Multi-view surface reconstruction, the task of recovering accurate surfaces from multi-view images, has shifted in recent years from classical shape-from-X pipelines that rely on handcrafted feature matching, to fast, data-driven stereo/multi-view stereo correspondence models and emerging 3D foundation models. In parallel, implicit 3D representations such as Neural Radiance Fields and Gaussian Splatting (GS) have revolutionized novel view synthesis, with GS in particular achieving incredible speed and rendering quality. However, extracting reliable geometry from an appearance-only optimized GS representation is a challenging task.
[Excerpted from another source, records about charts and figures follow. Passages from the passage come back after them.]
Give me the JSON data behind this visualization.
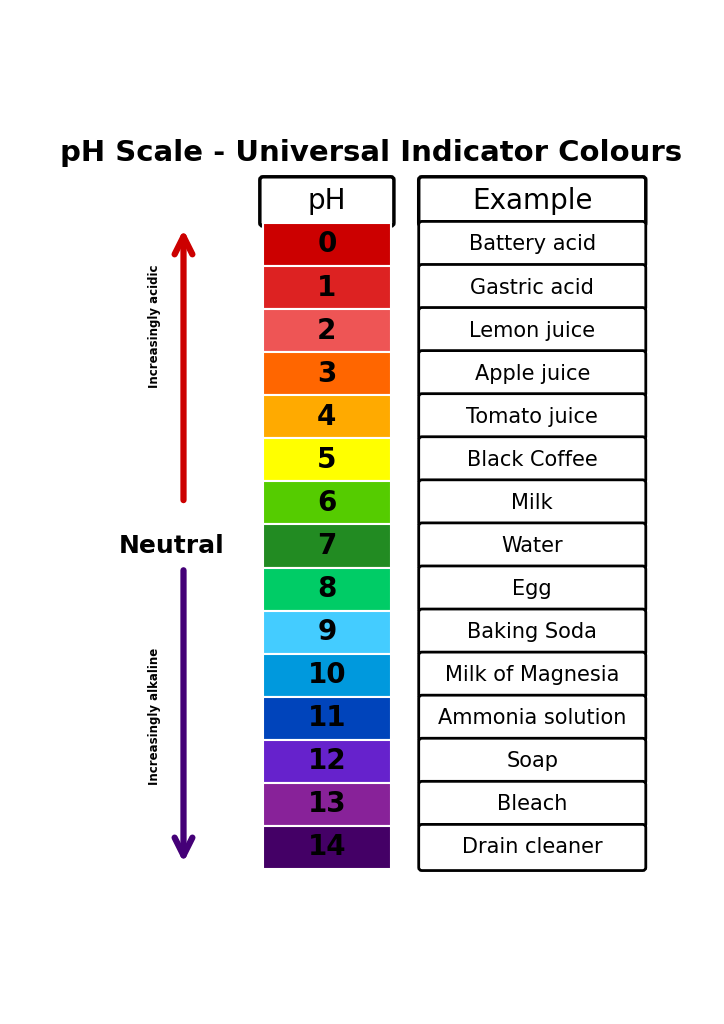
{
  "title": "pH Scale - Universal Indicator Colours",
  "ph_values": [
    0,
    1,
    2,
    3,
    4,
    5,
    6,
    7,
    8,
    9,
    10,
    11,
    12,
    13,
    14
  ],
  "examples": [
    "Battery acid",
    "Gastric acid",
    "Lemon juice",
    "Apple juice",
    "Tomato juice",
    "Black Coffee",
    "Milk",
    "Water",
    "Egg",
    "Baking Soda",
    "Milk of Magnesia",
    "Ammonia solution",
    "Soap",
    "Bleach",
    "Drain cleaner"
  ],
  "colors": [
    "#CC0000",
    "#DD2222",
    "#EE5555",
    "#FF6600",
    "#FFAA00",
    "#FFFF00",
    "#55CC00",
    "#228B22",
    "#00CC66",
    "#44CCFF",
    "#0099DD",
    "#0044BB",
    "#6622CC",
    "#882299",
    "#440066"
  ],
  "background_color": "#FFFFFF",
  "title_fontsize": 21,
  "header_fontsize": 20,
  "ph_fontsize": 20,
  "example_fontsize": 15,
  "acid_arrow_color": "#CC0000",
  "alkaline_arrow_color": "#440077",
  "neutral_text": "Neutral",
  "acid_label": "Increasingly acidic",
  "alkaline_label": "Increasingly alkaline"
}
Prior works attempt to inject heuristic and/or data-driven geometric priors during the GS optimization phase, often resulting in a tradeoff between rendering quality and geometric accuracy.
We propose to avoid this tradeoff, and introduce GS2Mesh, a novel method for incorporating data-driven priors into GS, in a manner that not only avoids damaging the rendering quality, but actually uses the rendering quality to improve the geometric quality. We compose a novel pipeline, in which a fully optimized GS representation is used to manipulate the original multi-view monocular input, into a multi-view consistent stereoscopic input, from which a pre-trained data-driven stereo model can extract accurate geometry. Our pipeline is model-agnostic, and can naturally improve as newer GS and stereo models emerge.
We show how GS and stereo work well with each other, and demonstrate our method’s state-of-the-art performance both in speed and accuracy on popular 3D reconstruction benchmarks, as well as on in-the-wild videos taken by a standard smartphone camera.